“The First AI Model That Translates 100 Languages without Relying on English Data”, 2020-10-19 (; similar):
Facebook AI is introducing, M2M-100 the first multilingual machine translation (MMT) model that translates between any pair of 100 languages without relying on English data. It’s open sourced here.
When translating, say, Chinese to French, previous best multilingual models train on Chinese to English and English to French, because English training data is the most widely available. Our model directly trains on Chinese to French data to better preserve meaning. It outperforms English-centric systems by 10 points on the widely used BLEU metric for evaluating machine translations.
M2M-100 is trained on a total of 2,200 language directions—or 10× more than previous best, English-centric multilingual models. Deploying M2M-100 will improve the quality of translations for billions of people, especially those who speak low-resource languages.
This milestone is a culmination of years of Facebook AI’s foundational work in machine translation. Today, we’re sharing details on how we built a more diverse MMT training data set and model for 100 languages. We’re also releasing the model, training, and evaluation setup to help other researchers reproduce and further advance multilingual models.
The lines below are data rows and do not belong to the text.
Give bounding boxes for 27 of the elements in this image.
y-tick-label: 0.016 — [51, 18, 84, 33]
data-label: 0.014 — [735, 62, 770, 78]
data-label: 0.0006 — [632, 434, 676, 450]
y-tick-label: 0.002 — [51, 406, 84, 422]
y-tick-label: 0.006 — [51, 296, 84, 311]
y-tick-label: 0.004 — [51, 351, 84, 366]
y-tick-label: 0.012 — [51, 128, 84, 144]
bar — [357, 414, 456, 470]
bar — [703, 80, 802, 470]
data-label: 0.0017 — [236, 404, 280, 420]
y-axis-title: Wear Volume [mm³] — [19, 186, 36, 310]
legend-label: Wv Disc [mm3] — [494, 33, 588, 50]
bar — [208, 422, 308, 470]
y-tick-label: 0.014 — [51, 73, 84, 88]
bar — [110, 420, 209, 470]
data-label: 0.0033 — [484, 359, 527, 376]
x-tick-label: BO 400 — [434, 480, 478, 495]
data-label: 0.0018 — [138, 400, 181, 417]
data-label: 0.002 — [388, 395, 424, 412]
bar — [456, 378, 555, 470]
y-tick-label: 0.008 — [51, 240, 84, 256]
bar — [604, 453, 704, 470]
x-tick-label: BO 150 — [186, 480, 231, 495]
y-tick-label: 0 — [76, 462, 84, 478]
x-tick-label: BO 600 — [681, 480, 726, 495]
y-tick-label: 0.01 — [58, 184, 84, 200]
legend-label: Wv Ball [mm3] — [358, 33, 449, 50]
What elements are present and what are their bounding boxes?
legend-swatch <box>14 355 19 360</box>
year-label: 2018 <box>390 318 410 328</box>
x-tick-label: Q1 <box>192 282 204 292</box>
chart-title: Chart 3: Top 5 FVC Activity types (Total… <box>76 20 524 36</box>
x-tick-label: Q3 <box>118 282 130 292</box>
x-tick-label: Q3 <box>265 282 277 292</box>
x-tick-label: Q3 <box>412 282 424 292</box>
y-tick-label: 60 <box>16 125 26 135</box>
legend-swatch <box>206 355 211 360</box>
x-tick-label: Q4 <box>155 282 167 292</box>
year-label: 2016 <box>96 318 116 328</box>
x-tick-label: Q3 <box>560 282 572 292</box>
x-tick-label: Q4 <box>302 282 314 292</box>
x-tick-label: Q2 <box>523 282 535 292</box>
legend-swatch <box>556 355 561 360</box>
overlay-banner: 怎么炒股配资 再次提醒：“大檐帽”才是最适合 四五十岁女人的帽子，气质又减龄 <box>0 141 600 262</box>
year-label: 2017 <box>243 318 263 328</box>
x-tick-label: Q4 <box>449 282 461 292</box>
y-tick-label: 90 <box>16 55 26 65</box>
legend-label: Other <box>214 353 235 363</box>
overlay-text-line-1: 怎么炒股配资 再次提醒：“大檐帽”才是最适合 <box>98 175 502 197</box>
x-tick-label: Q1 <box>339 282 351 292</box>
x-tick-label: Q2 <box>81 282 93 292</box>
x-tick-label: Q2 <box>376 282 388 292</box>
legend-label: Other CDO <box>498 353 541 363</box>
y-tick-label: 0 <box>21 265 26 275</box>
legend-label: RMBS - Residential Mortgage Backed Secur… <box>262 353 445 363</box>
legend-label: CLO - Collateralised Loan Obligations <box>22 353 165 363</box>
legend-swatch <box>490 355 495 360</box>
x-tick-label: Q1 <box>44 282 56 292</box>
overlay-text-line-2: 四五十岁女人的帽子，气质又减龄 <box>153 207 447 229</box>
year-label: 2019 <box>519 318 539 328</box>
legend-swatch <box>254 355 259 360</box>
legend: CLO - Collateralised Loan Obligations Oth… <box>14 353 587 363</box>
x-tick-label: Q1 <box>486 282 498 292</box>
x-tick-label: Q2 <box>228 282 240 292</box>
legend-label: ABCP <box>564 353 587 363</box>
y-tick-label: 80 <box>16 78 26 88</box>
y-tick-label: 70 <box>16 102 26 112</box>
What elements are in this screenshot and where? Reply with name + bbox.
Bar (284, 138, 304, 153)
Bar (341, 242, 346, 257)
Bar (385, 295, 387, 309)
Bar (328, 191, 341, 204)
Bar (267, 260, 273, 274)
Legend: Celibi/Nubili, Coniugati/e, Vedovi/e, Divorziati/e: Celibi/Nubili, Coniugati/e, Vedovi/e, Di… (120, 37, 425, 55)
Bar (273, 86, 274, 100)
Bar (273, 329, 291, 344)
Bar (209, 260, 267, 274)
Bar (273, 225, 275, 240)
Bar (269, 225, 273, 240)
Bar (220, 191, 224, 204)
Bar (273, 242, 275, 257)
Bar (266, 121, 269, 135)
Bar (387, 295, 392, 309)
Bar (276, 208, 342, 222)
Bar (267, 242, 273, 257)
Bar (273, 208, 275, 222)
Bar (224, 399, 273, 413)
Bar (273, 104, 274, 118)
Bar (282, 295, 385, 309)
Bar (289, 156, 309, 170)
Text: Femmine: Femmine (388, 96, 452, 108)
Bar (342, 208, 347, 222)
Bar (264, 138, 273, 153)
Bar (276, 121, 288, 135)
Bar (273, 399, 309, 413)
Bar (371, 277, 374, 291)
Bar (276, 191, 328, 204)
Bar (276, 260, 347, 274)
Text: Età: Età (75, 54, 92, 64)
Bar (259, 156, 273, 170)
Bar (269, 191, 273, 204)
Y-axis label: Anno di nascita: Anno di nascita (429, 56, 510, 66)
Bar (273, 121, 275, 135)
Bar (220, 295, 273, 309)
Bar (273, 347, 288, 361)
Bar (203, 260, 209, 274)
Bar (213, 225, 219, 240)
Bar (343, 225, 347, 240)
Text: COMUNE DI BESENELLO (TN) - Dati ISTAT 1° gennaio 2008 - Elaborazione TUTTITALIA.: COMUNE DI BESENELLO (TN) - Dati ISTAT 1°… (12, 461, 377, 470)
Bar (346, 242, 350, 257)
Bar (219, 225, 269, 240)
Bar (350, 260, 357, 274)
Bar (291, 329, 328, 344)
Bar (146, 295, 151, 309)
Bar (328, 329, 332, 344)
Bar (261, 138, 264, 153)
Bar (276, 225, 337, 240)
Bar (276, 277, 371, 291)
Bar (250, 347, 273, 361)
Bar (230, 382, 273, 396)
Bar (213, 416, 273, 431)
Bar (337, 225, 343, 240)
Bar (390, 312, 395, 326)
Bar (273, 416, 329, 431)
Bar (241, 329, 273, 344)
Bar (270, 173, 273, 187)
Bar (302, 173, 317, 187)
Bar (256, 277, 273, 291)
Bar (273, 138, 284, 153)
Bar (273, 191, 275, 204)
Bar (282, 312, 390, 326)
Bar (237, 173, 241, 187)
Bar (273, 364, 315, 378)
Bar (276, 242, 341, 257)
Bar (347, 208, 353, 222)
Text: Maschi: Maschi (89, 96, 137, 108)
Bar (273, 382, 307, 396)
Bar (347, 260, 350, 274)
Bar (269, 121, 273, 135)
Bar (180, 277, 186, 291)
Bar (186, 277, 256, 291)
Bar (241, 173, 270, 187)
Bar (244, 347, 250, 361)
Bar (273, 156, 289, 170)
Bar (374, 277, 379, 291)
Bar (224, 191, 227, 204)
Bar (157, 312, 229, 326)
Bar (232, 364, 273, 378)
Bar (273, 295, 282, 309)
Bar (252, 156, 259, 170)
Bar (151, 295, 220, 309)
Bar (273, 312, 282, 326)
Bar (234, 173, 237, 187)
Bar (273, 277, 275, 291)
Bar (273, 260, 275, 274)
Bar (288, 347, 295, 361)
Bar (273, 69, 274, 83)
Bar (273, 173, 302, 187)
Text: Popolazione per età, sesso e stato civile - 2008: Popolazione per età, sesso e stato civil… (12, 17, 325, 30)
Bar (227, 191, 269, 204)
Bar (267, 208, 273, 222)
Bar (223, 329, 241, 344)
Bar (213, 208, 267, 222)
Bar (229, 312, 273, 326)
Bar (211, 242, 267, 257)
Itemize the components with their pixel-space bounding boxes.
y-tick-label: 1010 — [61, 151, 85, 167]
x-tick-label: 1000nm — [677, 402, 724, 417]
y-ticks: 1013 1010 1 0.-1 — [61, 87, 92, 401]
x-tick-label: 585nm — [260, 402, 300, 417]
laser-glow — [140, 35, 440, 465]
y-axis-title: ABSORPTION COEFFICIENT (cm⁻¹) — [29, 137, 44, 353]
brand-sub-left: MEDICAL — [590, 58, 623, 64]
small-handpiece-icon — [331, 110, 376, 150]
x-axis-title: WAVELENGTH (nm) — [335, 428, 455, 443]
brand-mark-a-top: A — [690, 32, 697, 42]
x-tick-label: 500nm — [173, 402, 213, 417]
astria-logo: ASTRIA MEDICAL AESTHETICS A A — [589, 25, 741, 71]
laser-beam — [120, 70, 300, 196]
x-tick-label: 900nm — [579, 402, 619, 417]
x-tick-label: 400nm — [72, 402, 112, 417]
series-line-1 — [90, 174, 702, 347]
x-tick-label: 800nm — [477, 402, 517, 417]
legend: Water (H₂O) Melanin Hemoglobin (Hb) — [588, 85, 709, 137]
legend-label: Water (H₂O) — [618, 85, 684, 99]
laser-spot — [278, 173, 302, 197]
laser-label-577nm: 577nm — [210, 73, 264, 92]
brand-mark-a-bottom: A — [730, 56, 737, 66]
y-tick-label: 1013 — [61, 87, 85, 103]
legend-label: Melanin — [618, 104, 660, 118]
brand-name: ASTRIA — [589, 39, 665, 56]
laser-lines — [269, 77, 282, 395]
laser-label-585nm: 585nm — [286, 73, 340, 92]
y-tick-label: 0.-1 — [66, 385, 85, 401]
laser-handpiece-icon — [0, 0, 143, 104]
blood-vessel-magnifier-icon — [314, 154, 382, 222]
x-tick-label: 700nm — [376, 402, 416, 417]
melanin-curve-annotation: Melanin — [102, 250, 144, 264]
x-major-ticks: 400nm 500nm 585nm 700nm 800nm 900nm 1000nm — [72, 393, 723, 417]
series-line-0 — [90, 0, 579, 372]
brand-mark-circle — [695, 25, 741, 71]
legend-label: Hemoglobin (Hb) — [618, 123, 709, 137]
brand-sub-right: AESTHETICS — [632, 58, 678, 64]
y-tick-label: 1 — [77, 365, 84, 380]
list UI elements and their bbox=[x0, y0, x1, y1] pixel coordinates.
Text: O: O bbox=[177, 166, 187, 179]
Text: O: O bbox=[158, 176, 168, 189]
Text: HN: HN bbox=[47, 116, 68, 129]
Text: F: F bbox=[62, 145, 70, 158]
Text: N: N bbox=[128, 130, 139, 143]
…In a culmination of many years of MT research at Facebook, we’re excited to announce a major milestone: the first single massive MMT model that can directly translate 100×100 languages in any direction without relying on only English-centric data. Our single multilingual model performs as well as traditional bilingual models and achieved a 10 BLEU point improvement over English-centric multilingual models. Using novel mining strategies to create translation data, we built the first truly “many-to-many” data set with 7.5 billion sentences for 100 languages. We used several scaling techniques to build an universal model with 15 billion parameters, which captures information from related languages and reflects a more diverse script of languages and morphology.
…It’s a lot easier to find translations for Chinese to English and English to French, than, say, French to Chinese. What’s more, the volume of data required for training grows quadratically with the number of languages that we support. For instance, if we need 10M sentence pairs for each direction, then we need to mine 1B sentence pairs for 10 languages and 100B sentence pairs for 100 languages.
We took on this ambitious challenge of building the most diverse many-to-many MMT data set to date: 7.5 billion sentence pairs across 100 languages. This was possible by combining complementary data mining resources that have been years in the making, including ccAligned, ccMatrix, and LASER. As part of this effort, we created a new LASER 2.0 and improved fastText language identification, which improves the quality of mining and includes open sourced training and evaluation scripts. All of our data mining resources leverage publicly available data and are open sourced.